Friday, December 5, 2014

The Homesman

The HomesmanThrough the years, the western genre has apparently had its overhaul, and I believe the change has sparked a new interest in these films as ever before. We've seen "No Country For Old Men" '07, "The Three Burials of Melquiades Estrada" '05, "The Missing" '03, "Brokeback Mountain" '05, even "The Lone Ranger"'13, so why not add to that list by offering "The Homesman"?

Three women, Arabella Sours (Grace Gummer), Theoline Belknap (Miranda Otto), and Gro Svendsen (Sonja Richter) living on the edge of the American frontier are driven mad by the harsh pioneer life, and the task of saving them falls to the pious, independent-minded Mary Bee Cuddy (Hilary Swank). Transporting the women by a wood-covered wagon to Iowa, she is desperate for help on the daunting journey, and inadvertently comes across a low-life man who is in the process of being hung. To save his life, he, George Briggs (Tommy Lee Jones) reluctantly agrees to help her with these women. The unlikely pair, the proverbial 'odd couple', and three troublesome women head east, where a waiting minister and his wife, Altha Carter (Meryl Streep) have offered to take the women in. But the group must first traverse the harsh Nebraska Territories marked by stark beauty, psychological peril and constant threat.

Others to round out the cast are Jo Harvey Allen as Mrs. Polhemus, Barry Corbin as Buster Shaver, David Dencik as Thor Svendsen, William Fichtner as Vester Belknap, Evan Jones as Bob Giffen, Caroline Lagerfelt as Netti, John Lithgow as Reverend Alfred Dowd, Tim Blake Nelson as The Freighter, Jesse Plemons as Garn Sours, James Spader as Aloysius Duffy, and Hailee Steinfeld as Tabitha Hutchinson.

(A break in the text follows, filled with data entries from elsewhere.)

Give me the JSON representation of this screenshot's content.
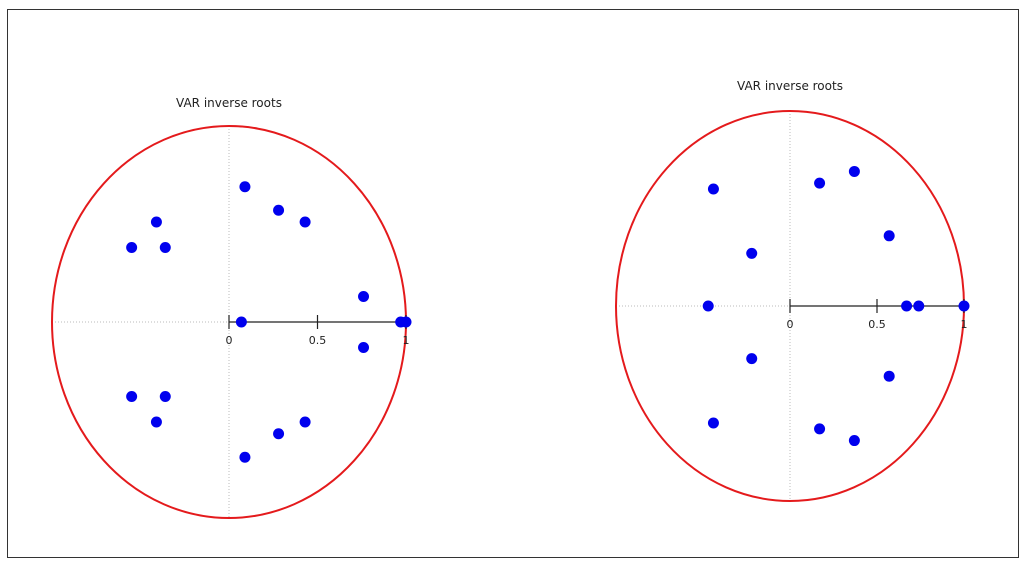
{
  "chart_data": [
    {
      "type": "scatter",
      "title": "VAR inverse roots",
      "xlabel": "",
      "ylabel": "",
      "xlim": [
        -1,
        1
      ],
      "ylim": [
        -1,
        1
      ],
      "grid": false,
      "x_ticks": [
        0,
        0.5,
        1
      ],
      "x_tick_labels": [
        "0",
        "0.5",
        "1"
      ],
      "circle_color": "#e41a1c",
      "point_color": "#0000ee",
      "points": [
        {
          "x": 0.09,
          "y": 0.69
        },
        {
          "x": 0.28,
          "y": 0.57
        },
        {
          "x": 0.43,
          "y": 0.51
        },
        {
          "x": -0.41,
          "y": 0.51
        },
        {
          "x": -0.55,
          "y": 0.38
        },
        {
          "x": -0.36,
          "y": 0.38
        },
        {
          "x": 0.76,
          "y": 0.13
        },
        {
          "x": 0.07,
          "y": 0.0
        },
        {
          "x": 0.97,
          "y": 0.0
        },
        {
          "x": 1.0,
          "y": 0.0
        },
        {
          "x": 0.76,
          "y": -0.13
        },
        {
          "x": -0.55,
          "y": -0.38
        },
        {
          "x": -0.36,
          "y": -0.38
        },
        {
          "x": -0.41,
          "y": -0.51
        },
        {
          "x": 0.43,
          "y": -0.51
        },
        {
          "x": 0.28,
          "y": -0.57
        },
        {
          "x": 0.09,
          "y": -0.69
        }
      ]
    },
    {
      "type": "scatter",
      "title": "VAR inverse roots",
      "xlabel": "",
      "ylabel": "",
      "xlim": [
        -1,
        1
      ],
      "ylim": [
        -1,
        1
      ],
      "grid": false,
      "x_ticks": [
        0,
        0.5,
        1
      ],
      "x_tick_labels": [
        "0",
        "0.5",
        "1"
      ],
      "circle_color": "#e41a1c",
      "point_color": "#0000ee",
      "points": [
        {
          "x": -0.44,
          "y": 0.6
        },
        {
          "x": 0.17,
          "y": 0.63
        },
        {
          "x": 0.37,
          "y": 0.69
        },
        {
          "x": 0.57,
          "y": 0.36
        },
        {
          "x": -0.22,
          "y": 0.27
        },
        {
          "x": -0.47,
          "y": 0.0
        },
        {
          "x": 0.67,
          "y": 0.0
        },
        {
          "x": 0.74,
          "y": 0.0
        },
        {
          "x": 1.0,
          "y": 0.0
        },
        {
          "x": -0.22,
          "y": -0.27
        },
        {
          "x": 0.57,
          "y": -0.36
        },
        {
          "x": -0.44,
          "y": -0.6
        },
        {
          "x": 0.17,
          "y": -0.63
        },
        {
          "x": 0.37,
          "y": -0.69
        }
      ]
    }
  ]
}
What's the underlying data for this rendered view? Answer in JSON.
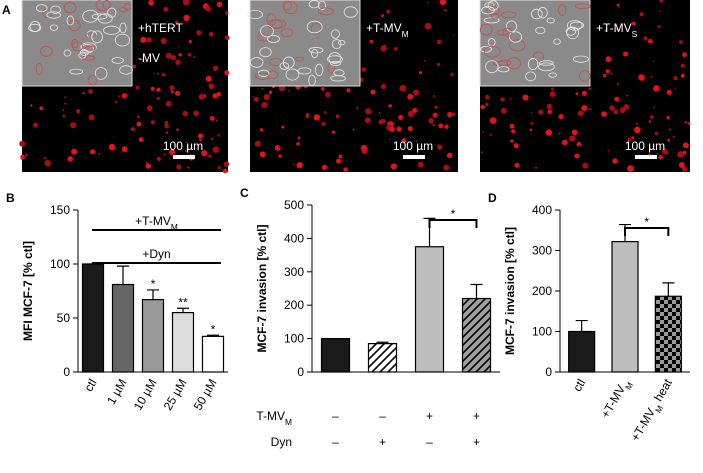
{
  "images": {
    "panel": "A",
    "items": [
      {
        "label": [
          "+hTERT",
          "-MV"
        ],
        "scale_bar": "100 µm"
      },
      {
        "label": [
          [
            {
              "text": "+T-MV"
            },
            {
              "text": "M",
              "sub": true
            }
          ]
        ],
        "scale_bar": "100 µm"
      },
      {
        "label": [
          [
            {
              "text": "+T-MV"
            },
            {
              "text": "S",
              "sub": true
            }
          ]
        ],
        "scale_bar": "100 µm"
      }
    ]
  },
  "chart_data": [
    {
      "type": "bar",
      "panel": "B",
      "y_label": "MFI MCF-7 [% ctl]",
      "categories": [
        "ctl",
        "1 µM",
        "10 µM",
        "25 µM",
        "50 µM"
      ],
      "values": [
        100,
        81,
        67,
        55,
        33
      ],
      "errors": [
        0,
        17,
        9,
        4,
        1
      ],
      "colors": [
        "#1a1a1a",
        "#666666",
        "#9a9a9a",
        "#dcdcdc",
        "#ffffff"
      ],
      "patterns": [
        "solid",
        "solid",
        "solid",
        "solid",
        "solid"
      ],
      "significance": [
        null,
        null,
        "*",
        "**",
        "*"
      ],
      "brackets": [
        {
          "label": [
            {
              "text": "+T-MV"
            },
            {
              "text": "M",
              "sub": true
            }
          ]
        },
        {
          "label": "+Dyn"
        }
      ],
      "ylim": [
        0,
        150
      ],
      "yticks": [
        0,
        50,
        100,
        150
      ]
    },
    {
      "type": "bar",
      "panel": "C",
      "y_label": "MCF-7 invasion [% ctl]",
      "values": [
        100,
        85,
        375,
        220
      ],
      "errors": [
        0,
        4,
        85,
        42
      ],
      "colors": [
        "#1a1a1a",
        "#ffffff",
        "#bdbdbd",
        "#a0a0a0"
      ],
      "patterns": [
        "solid",
        "hatch",
        "solid",
        "hatch"
      ],
      "conditions": [
        {
          "name": [
            {
              "text": "T-MV"
            },
            {
              "text": "M",
              "sub": true
            }
          ],
          "values": [
            "–",
            "–",
            "+",
            "+"
          ]
        },
        {
          "name": "Dyn",
          "values": [
            "–",
            "+",
            "–",
            "+"
          ]
        }
      ],
      "brackets": [
        {
          "label": "*"
        }
      ],
      "ylim": [
        0,
        500
      ],
      "yticks": [
        0,
        100,
        200,
        300,
        400,
        500
      ]
    },
    {
      "type": "bar",
      "panel": "D",
      "y_label": "MCF-7 invasion [% ctl]",
      "categories": [
        "ctl",
        [
          {
            "text": "+T-MV"
          },
          {
            "text": "M",
            "sub": true
          }
        ],
        [
          {
            "text": "+T-MV"
          },
          {
            "text": "M",
            "sub": true
          },
          {
            "text": " heat"
          }
        ]
      ],
      "values": [
        100,
        322,
        187
      ],
      "errors": [
        27,
        42,
        33
      ],
      "colors": [
        "#1a1a1a",
        "#bdbdbd",
        "#9a9a9a"
      ],
      "patterns": [
        "solid",
        "solid",
        "checker"
      ],
      "brackets": [
        {
          "label": "*"
        }
      ],
      "ylim": [
        0,
        400
      ],
      "yticks": [
        0,
        100,
        200,
        300,
        400
      ]
    }
  ]
}
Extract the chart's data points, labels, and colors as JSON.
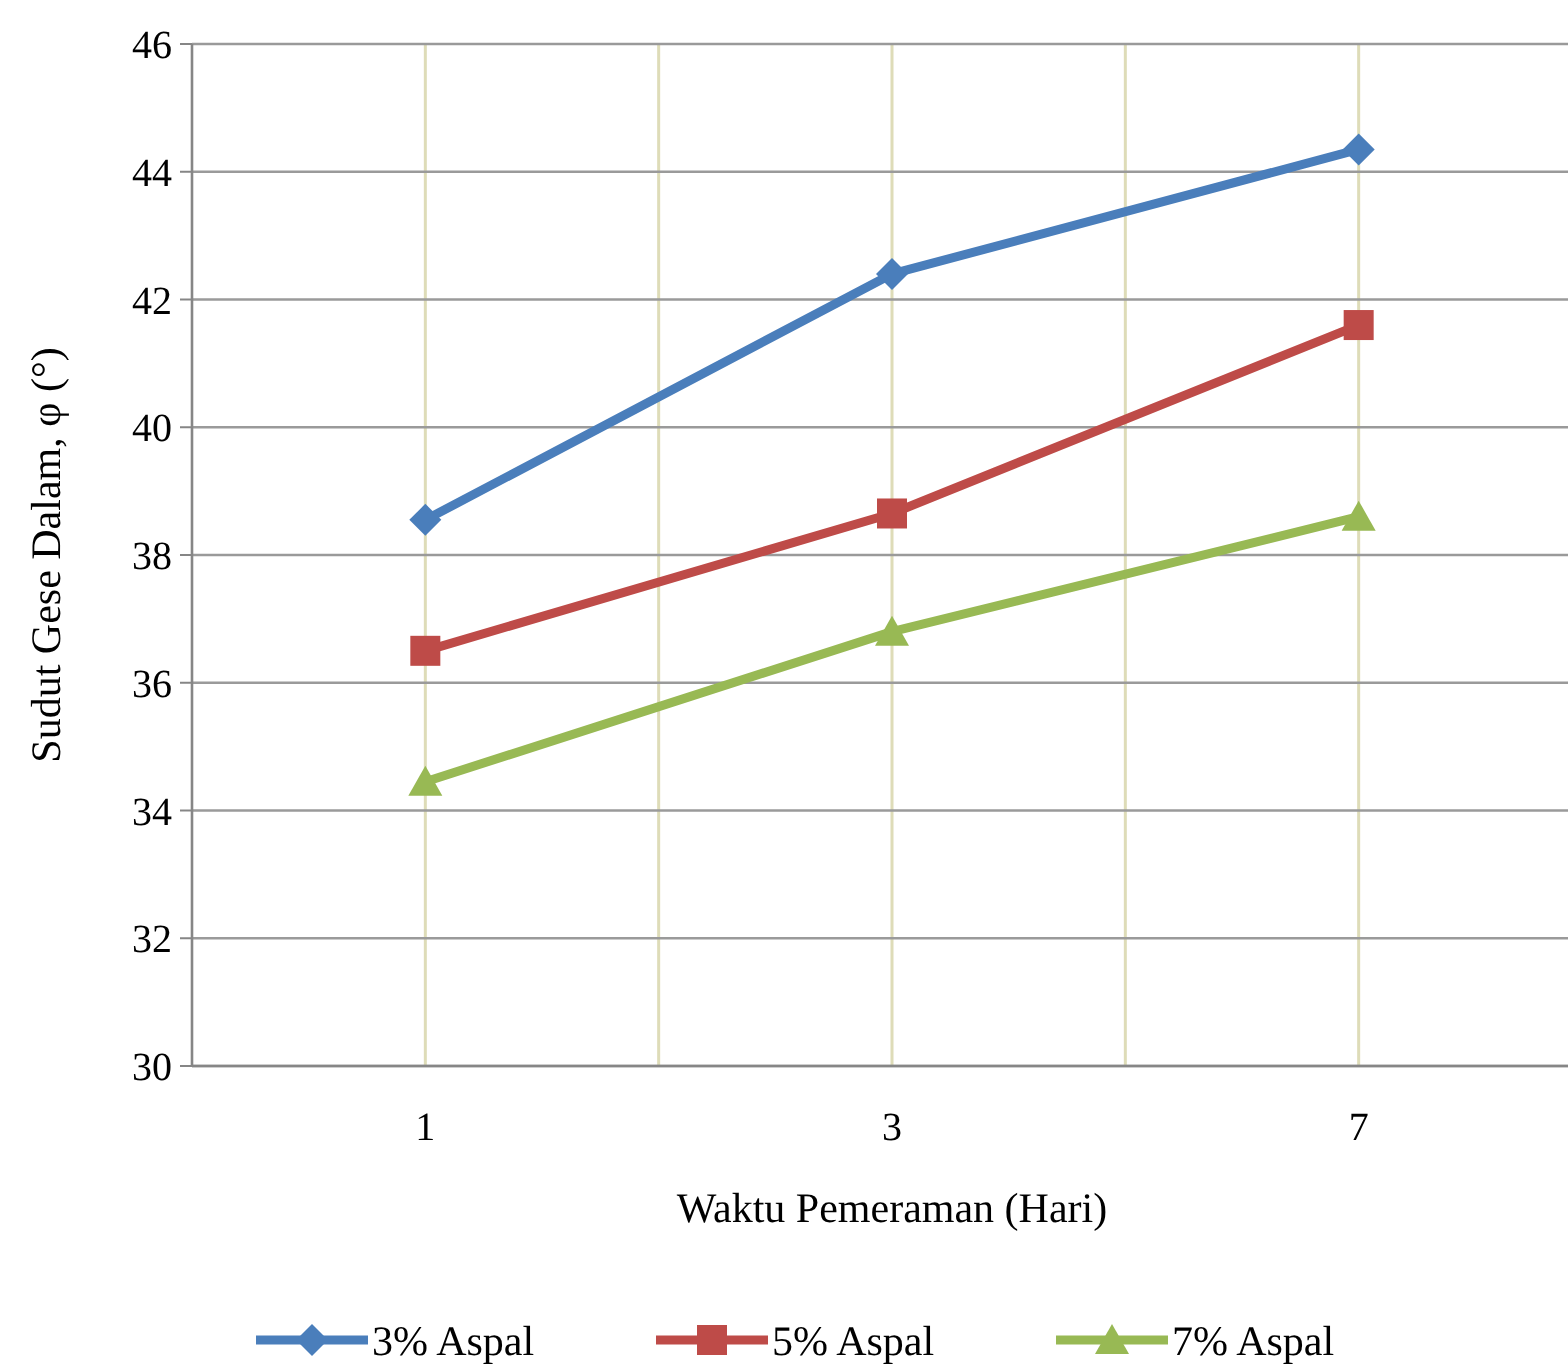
{
  "chart_data": {
    "type": "line",
    "xlabel": "Waktu Pemeraman (Hari)",
    "ylabel": "Sudut Gese Dalam, φ (°)",
    "categories": [
      "1",
      "3",
      "7"
    ],
    "series": [
      {
        "name": "3% Aspal",
        "color": "#4a7ebb",
        "marker": "diamond",
        "values": [
          38.55,
          42.4,
          44.35
        ]
      },
      {
        "name": "5% Aspal",
        "color": "#be4b48",
        "marker": "square",
        "values": [
          36.5,
          38.65,
          41.6
        ]
      },
      {
        "name": "7% Aspal",
        "color": "#98b954",
        "marker": "triangle",
        "values": [
          34.45,
          36.8,
          38.6
        ]
      }
    ],
    "ylim": [
      30,
      46
    ],
    "yticks": [
      30,
      32,
      34,
      36,
      38,
      40,
      42,
      44,
      46
    ],
    "grid": true,
    "legend": "bottom"
  }
}
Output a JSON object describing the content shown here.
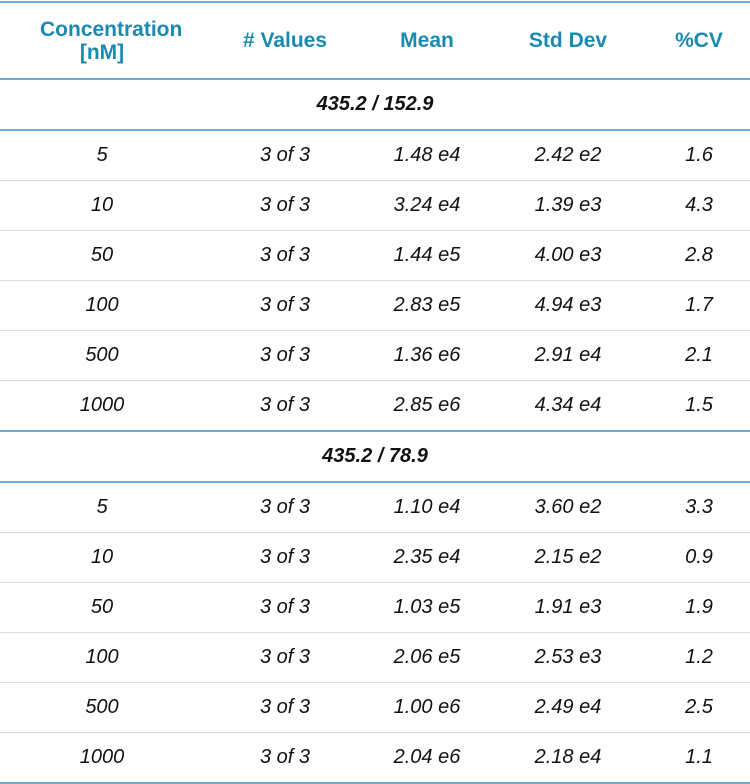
{
  "headers": [
    "Concentration [nM]",
    "# Values",
    "Mean",
    "Std Dev",
    "%CV"
  ],
  "groups": [
    {
      "label": "435.2 / 152.9",
      "rows": [
        [
          "5",
          "3 of 3",
          "1.48 e4",
          "2.42 e2",
          "1.6"
        ],
        [
          "10",
          "3 of 3",
          "3.24 e4",
          "1.39 e3",
          "4.3"
        ],
        [
          "50",
          "3 of 3",
          "1.44 e5",
          "4.00 e3",
          "2.8"
        ],
        [
          "100",
          "3 of 3",
          "2.83 e5",
          "4.94 e3",
          "1.7"
        ],
        [
          "500",
          "3 of 3",
          "1.36 e6",
          "2.91 e4",
          "2.1"
        ],
        [
          "1000",
          "3 of 3",
          "2.85 e6",
          "4.34 e4",
          "1.5"
        ]
      ]
    },
    {
      "label": "435.2 / 78.9",
      "rows": [
        [
          "5",
          "3 of 3",
          "1.10 e4",
          "3.60 e2",
          "3.3"
        ],
        [
          "10",
          "3 of 3",
          "2.35 e4",
          "2.15 e2",
          "0.9"
        ],
        [
          "50",
          "3 of 3",
          "1.03 e5",
          "1.91 e3",
          "1.9"
        ],
        [
          "100",
          "3 of 3",
          "2.06 e5",
          "2.53 e3",
          "1.2"
        ],
        [
          "500",
          "3 of 3",
          "1.00 e6",
          "2.49 e4",
          "2.5"
        ],
        [
          "1000",
          "3 of 3",
          "2.04 e6",
          "2.18 e4",
          "1.1"
        ]
      ]
    }
  ]
}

This was grittily and eerily directed by Tommy Lee Jones ("The Good Old Boys" (TV movie) '95, "The Three Burials of Melquiades Estrada" '05, "The Sunset Limited" (TV movie) '11). If Jones ever decided to quit acting, he could certainly go into directing full time, because he knows just how to extract the correct emotions from his actors at just the right time. Obviously, being an actor himself has definitely served him as a director--it's easier to direct when you've walked in the same shoes as the actors. He gave this story the starkness, the eeriness which actually made it very non-western like. It was written by Jones, Kieran Fitzgerald and Wesley A. Oliver based on the novel, "The Homesman" by Glendon
Swarthout which made for a meaty source. The only possible flaw in this was that there were a few places of lack of continuity which could cause little confusion, but over all, this premise was amazing and the execution in script was both interesting and intriguing. Besides, Jones clearly gets better with age like a fine wine, and with his incredible talent as a director and writer, this makes him that much more consummate. Also, Swank simply shined here as the hard-nosed, independent Cuddy. This has got to be the best thing she's done since "Million Dollar Baby" '04.

Whether you like westerns or not, you'll like this for reasons of good acting, directing and writing and the fact that this is not your typical western, which, in my book, makes this a film that soars.

Out of 4 Stars: 3.5                               Rated: R                                  122mins.